I came to the realization that I have a food photography disorder. my family is cruelly subjected to a photo shoot prior to any meal, snack or dessert. my instagram consists of 99.5 % food. already being the third child, emmett will have no documented history of his childhood other than what he ate. Im a total amateur, but the bright side is a new ration of recipe posts.

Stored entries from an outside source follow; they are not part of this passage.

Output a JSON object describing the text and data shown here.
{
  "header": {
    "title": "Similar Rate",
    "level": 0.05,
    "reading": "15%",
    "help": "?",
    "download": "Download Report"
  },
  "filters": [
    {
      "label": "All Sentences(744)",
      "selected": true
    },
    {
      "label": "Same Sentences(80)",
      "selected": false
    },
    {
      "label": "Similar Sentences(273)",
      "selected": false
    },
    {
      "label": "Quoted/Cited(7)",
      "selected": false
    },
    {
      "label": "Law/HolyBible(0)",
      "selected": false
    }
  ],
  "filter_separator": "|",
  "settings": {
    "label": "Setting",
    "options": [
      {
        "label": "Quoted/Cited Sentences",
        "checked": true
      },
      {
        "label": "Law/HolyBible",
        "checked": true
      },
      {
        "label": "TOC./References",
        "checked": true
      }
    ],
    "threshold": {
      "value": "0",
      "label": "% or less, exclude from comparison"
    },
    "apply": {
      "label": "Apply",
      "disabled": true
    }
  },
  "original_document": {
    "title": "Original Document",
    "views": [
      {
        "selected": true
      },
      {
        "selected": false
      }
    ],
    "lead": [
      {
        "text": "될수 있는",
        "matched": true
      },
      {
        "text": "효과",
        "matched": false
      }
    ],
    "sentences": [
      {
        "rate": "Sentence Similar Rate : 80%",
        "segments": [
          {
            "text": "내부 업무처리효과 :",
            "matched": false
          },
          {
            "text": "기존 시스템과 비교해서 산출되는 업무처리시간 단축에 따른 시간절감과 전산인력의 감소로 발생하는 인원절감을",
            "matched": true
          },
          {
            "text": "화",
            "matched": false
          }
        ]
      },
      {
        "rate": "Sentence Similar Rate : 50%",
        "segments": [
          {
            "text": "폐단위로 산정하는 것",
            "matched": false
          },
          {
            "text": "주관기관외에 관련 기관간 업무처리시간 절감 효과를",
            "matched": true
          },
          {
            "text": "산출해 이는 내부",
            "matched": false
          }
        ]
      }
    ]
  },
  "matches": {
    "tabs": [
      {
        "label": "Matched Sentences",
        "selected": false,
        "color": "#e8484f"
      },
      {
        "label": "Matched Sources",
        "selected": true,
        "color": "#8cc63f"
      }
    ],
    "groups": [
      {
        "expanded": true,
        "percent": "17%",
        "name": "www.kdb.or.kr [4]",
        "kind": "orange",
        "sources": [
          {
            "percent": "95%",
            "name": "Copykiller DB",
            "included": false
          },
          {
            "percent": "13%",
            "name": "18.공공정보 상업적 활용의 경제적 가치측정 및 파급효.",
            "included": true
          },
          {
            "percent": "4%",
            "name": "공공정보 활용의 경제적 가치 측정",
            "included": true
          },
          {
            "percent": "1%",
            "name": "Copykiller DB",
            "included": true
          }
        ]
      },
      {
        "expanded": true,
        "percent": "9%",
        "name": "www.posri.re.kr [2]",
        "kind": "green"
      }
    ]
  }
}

this recipe for the best peanut butter brownies you’ll ever have is from one of my all time favorite blogs, a cup of jo. she is a super cool writer/keepin it real nyc mom that has an amazing food series called ‘the best you’ll ever have’. I officially lost track of all we have tried, but they absolutely live up to the name. these brownies were thick as fudge, better than a reeses, makes you never want to buy a box mix again, out of this world. we even froze the extra frosting for a rainy day. happy baking!
when life gives you lemons, you make lemonade. but when your two year old spills lemonade on the floor during a tantrum and you slip on it, breaking your toe, you make back patio lemonade. (yes, true story. I’m ok. just praying to the strappy sandal gods that the nail doesn’t come off so I can wear my new ysl inspired 5 1/2″ stilettos, the ones that I have absolutely nowhere to wear.)
I found this fabulous recipe for front porch lemonade on a blog called bowen appetit. but I renamed it back patio lemonade, since….1- we don’t have a proper front porch 2- as an ode to my superhusband, who just beautified our back patio with these awesome cement paver molds I found on hsn and 3- I modified the recipe a pinch using what I had around the house. a perfect summer sipper to end a long day, or mend a broken toe.
back patio lemonade (adapted from front porch lemonade by bowen appetit)
1 1/2 oz lemonade*
3 oz bourbon
in a shaker filled with ice, add bourbon & lemonade. shake until well chilled. place large ice cubes and pour into two tall glasses (we did mason jars for a real southern comfort effect). top each with ginger ale & garnish with mint. cheers y’all!
*I made homemade lemonade earlier in the day for the little birds using this recipe from weelicious. finally found some stand worthy lemonade, and loving that it uses agave nectar for sweetness.